Modelling the Solar Cycle Nonlinearities into the Algebraic Approach
Mohammed H. Talafha
TL;DR
This work presents an algebraic, physically grounded framework that integrates Latitude Quenching (LQ) and Tilt Quenching (TQ) to quantify how active-region dipole contributions regulate the solar cycle and saturate polar-field growth. By employing a Synthetic Active Region Cycle Model and an error-function–based dipole calculation across a range of dynamo effectivity $λ_R$, it shows that LQ dominates at low $λ_R$ and TQ dominates at high $λ_R$, with a transition near $λ_R ≈ 12^\circ$ and an overall shallow scaling $R(λ_R) ≈ C_1 + C_2/λ_R^{n}$ with $n ≈ 0.36$. The study also finds that tilt and morphological asymmetries in ARs have minimal impact on the main trend, reinforcing that transport controls the LQ–TQ balance more than AR geometry.
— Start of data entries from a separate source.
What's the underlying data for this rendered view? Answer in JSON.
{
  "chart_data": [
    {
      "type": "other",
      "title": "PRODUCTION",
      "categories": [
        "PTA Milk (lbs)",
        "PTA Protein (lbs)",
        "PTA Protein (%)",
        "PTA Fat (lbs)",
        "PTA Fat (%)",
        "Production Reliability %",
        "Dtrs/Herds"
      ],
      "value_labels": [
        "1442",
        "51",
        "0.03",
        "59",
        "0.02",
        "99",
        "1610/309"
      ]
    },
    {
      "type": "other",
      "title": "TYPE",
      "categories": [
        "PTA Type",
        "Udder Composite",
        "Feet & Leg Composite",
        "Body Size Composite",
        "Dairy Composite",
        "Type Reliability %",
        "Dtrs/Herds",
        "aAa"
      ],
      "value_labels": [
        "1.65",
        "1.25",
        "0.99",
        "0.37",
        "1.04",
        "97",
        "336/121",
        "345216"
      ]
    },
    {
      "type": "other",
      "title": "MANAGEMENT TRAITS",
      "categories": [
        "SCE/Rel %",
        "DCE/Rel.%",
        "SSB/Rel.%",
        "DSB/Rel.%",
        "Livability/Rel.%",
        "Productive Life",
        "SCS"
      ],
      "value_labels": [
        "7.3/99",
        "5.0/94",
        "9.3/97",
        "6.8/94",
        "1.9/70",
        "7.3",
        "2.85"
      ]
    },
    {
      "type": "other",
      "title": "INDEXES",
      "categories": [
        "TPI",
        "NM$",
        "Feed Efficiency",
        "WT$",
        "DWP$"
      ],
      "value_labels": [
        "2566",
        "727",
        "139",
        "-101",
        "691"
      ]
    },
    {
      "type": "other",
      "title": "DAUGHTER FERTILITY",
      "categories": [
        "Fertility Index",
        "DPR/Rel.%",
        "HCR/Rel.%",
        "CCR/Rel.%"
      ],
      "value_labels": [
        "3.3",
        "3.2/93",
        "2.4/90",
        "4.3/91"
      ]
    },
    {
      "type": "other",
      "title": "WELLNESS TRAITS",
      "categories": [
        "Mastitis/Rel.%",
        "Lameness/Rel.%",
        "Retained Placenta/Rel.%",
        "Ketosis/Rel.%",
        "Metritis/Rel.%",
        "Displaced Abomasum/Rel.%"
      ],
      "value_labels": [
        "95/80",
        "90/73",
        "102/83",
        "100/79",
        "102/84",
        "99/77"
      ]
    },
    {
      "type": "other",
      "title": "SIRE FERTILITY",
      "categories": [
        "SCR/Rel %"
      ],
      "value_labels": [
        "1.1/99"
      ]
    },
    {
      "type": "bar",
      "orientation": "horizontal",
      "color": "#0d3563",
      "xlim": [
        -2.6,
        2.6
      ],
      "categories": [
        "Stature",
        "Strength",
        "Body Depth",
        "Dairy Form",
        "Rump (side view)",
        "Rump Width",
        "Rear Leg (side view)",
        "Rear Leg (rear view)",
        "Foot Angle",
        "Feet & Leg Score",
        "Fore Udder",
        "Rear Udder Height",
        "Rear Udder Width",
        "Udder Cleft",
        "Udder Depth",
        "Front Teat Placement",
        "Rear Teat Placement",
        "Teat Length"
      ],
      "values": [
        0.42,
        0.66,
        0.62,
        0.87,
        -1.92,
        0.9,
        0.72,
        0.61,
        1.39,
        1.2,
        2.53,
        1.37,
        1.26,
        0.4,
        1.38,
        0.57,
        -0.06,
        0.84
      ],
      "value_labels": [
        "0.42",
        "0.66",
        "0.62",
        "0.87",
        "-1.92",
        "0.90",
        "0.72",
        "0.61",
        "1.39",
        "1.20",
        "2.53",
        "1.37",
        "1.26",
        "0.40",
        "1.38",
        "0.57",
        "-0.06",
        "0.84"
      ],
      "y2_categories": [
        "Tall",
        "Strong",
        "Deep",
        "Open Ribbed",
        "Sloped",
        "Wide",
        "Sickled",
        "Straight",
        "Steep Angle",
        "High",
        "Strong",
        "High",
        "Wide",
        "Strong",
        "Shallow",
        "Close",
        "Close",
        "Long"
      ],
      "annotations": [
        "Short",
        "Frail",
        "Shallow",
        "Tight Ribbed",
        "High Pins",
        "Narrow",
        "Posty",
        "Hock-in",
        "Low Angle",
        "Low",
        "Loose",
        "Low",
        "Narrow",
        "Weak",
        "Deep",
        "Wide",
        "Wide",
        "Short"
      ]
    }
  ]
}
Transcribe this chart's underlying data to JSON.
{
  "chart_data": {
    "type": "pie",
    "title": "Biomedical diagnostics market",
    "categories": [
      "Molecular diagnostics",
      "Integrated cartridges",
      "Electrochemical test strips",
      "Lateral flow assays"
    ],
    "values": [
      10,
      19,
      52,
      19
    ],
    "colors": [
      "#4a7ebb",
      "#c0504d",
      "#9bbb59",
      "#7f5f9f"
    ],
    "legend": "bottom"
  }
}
The algebraic approach thus provides a fast, interpretable complement to full surface flux transport simulations for understanding solar-cycle saturation and has potential for data-driven calibration of solar-cycle forecasts.
Abstract
Understanding and predicting solar-cycle variability requires accounting for nonlinear feedbacks that regulate the buildup of the Sun's polar magnetic field. We present a simplified but physically grounded algebraic approach that models the dipole contribution of active regions (ARs) while incorporating two key nonlinearities: tilt quenching (TQ) and latitude quenching (LQ). Using ensembles of synthetic cycles across the dynamo effectivity range $λ_R$, we quantify how these mechanisms suppress the axial dipole and impose self-limiting feedback. Our results show that (i) both TQ and LQ reduce the polar field, and together they generate a clear saturation (ceiling) of dipole growth with increasing cycle amplitude; (ii) the balance between LQ and TQ, expressed as $R(λ_R) = \mathrm{dev(LQ)}/\mathrm{dev(TQ)}$, transitions near $λ_R \approx 12^\circ$, with LQ dominating at low $λ_R$ and TQ at high $λ_R$; (iii) over $8^\circ \leq λ_R \leq 20^\circ$, the ratio follows a shallow offset power law with exponent $n \approx 0.36 \pm 0.04$, significantly flatter than the $n=2$ scaling assumed in many surface flux--transport (SFT) models; and (iv) symmetric, tilt-asymmetric, and morphology-asymmetric AR prescriptions yield nearly identical $R(λ_R)$ curves, indicating weak sensitivity to AR geometry for fixed transport. These findings demonstrate that nonlinear saturation of the solar cycle can be captured efficiently with algebraic formulations, providing a transparent complement to full SFT simulations. The method highlights that the LQ\--TQ balance is primarily controlled by transport ($λ_R$), not by active-region configuration, and statistically disfavors the SFT-based $1/λ_R^{2}$ dependence.